15. Subsidence regulation -- Subsidence of land after coal removal remains a
significant problem associated with deep mining.
a. The mine operator must be required to prevent subsidence that would affect buildings
and structures constructed before the opening of the mine.
b. The mine operator must be required to establish an escrow fund for subsidence damage
to any building or structure, wherever constructed.
c. The mine operator must be absolutely liable for subsidence damage.
16. Miscellaneous nuisance regulation -- Mining causes other kinds of nuisances that
require regulation, including:
a. Blasting (1) Seismic monitoring must be required of all blasts at the operation. (2)
Mining operators must be required to indemnify persons for blasting damage. (3) Mining
operators must be absolutely liable for damage caused by blasting.

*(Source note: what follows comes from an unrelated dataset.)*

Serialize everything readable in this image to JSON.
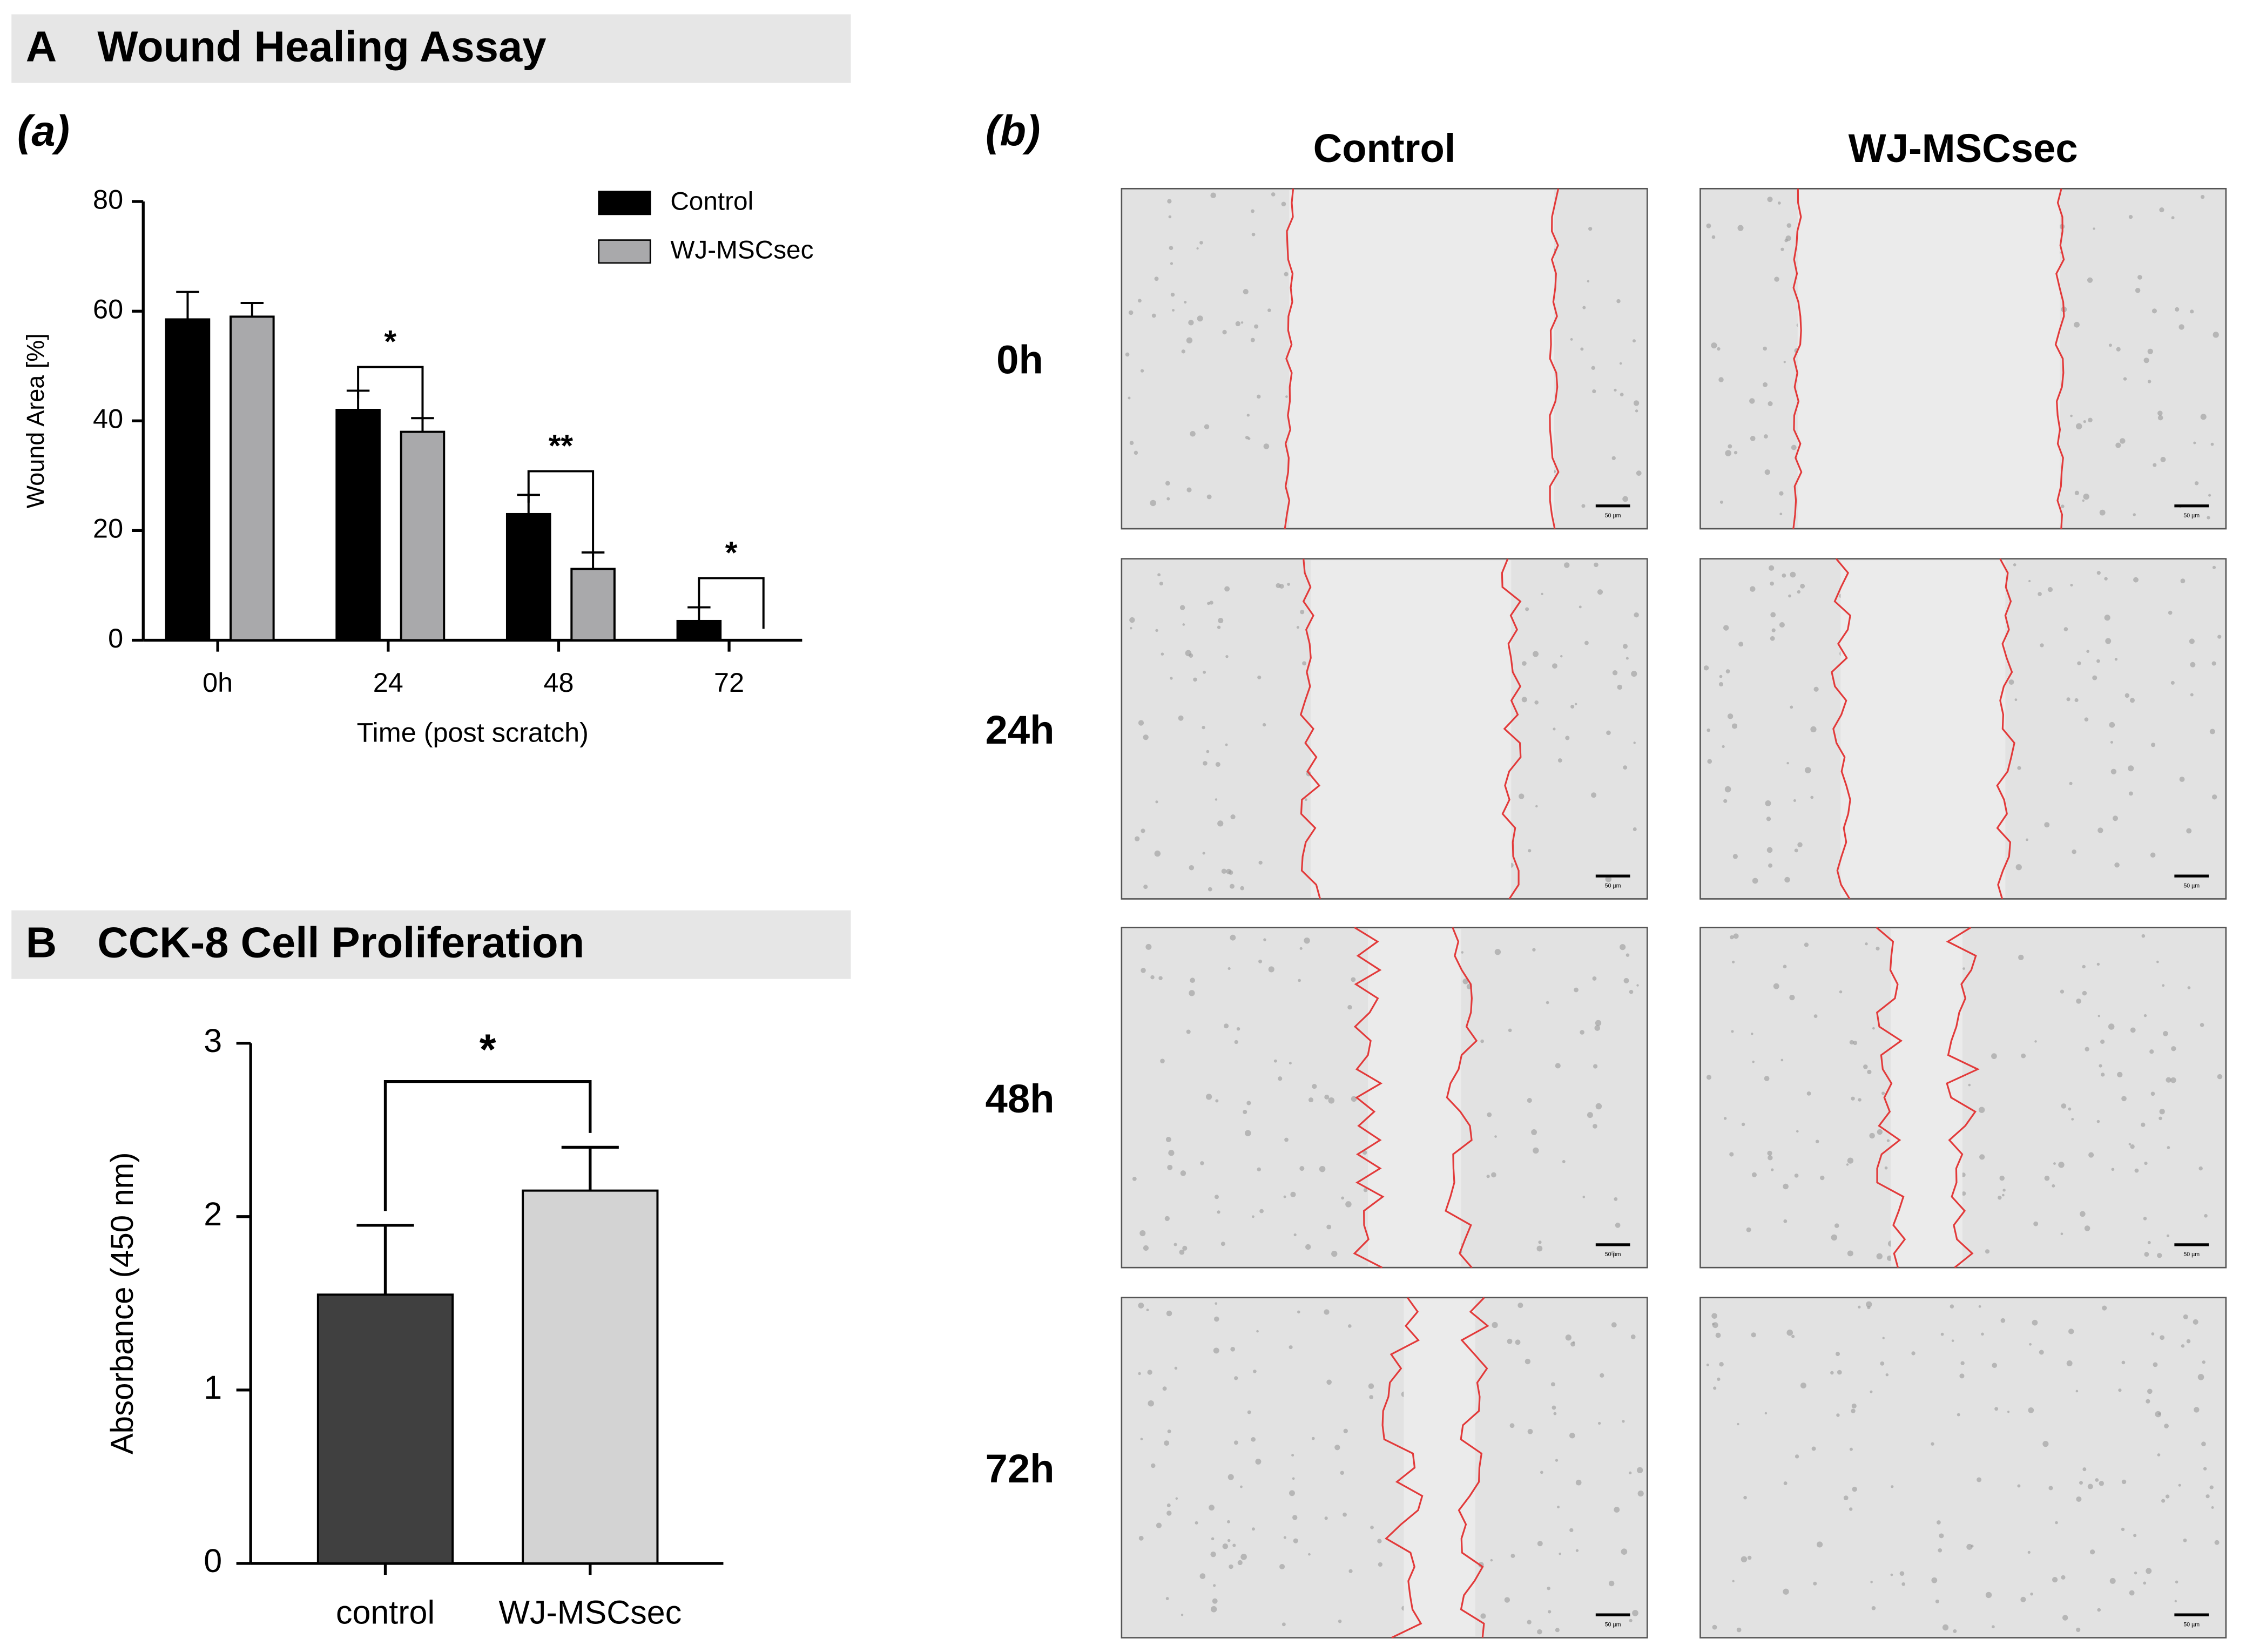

b. Mining operators must be liable for the offsite damages involved in coal haulage -
-including tipples, machinery, and sheds -- after mining is completed, and must be
required to restore the area by revegetation and other necessary measures.
16. Planning -- Federal regulations and grant-in-aid programs should encourage state
and local governments to develop planning processes to evaluate the offsite impacts of
providing housing and services for those who would be employed in major mining projects
and to implement plans to minimize the adverse impacts of such secondary effects. Mining
Taxes Taxes must be imposed on mining operations. The proceeds of such taxes must go to
public projects restoring areas degraded by past mining, public improvements to eliminate
adverse impacts of mining, and other environmental improvement measures.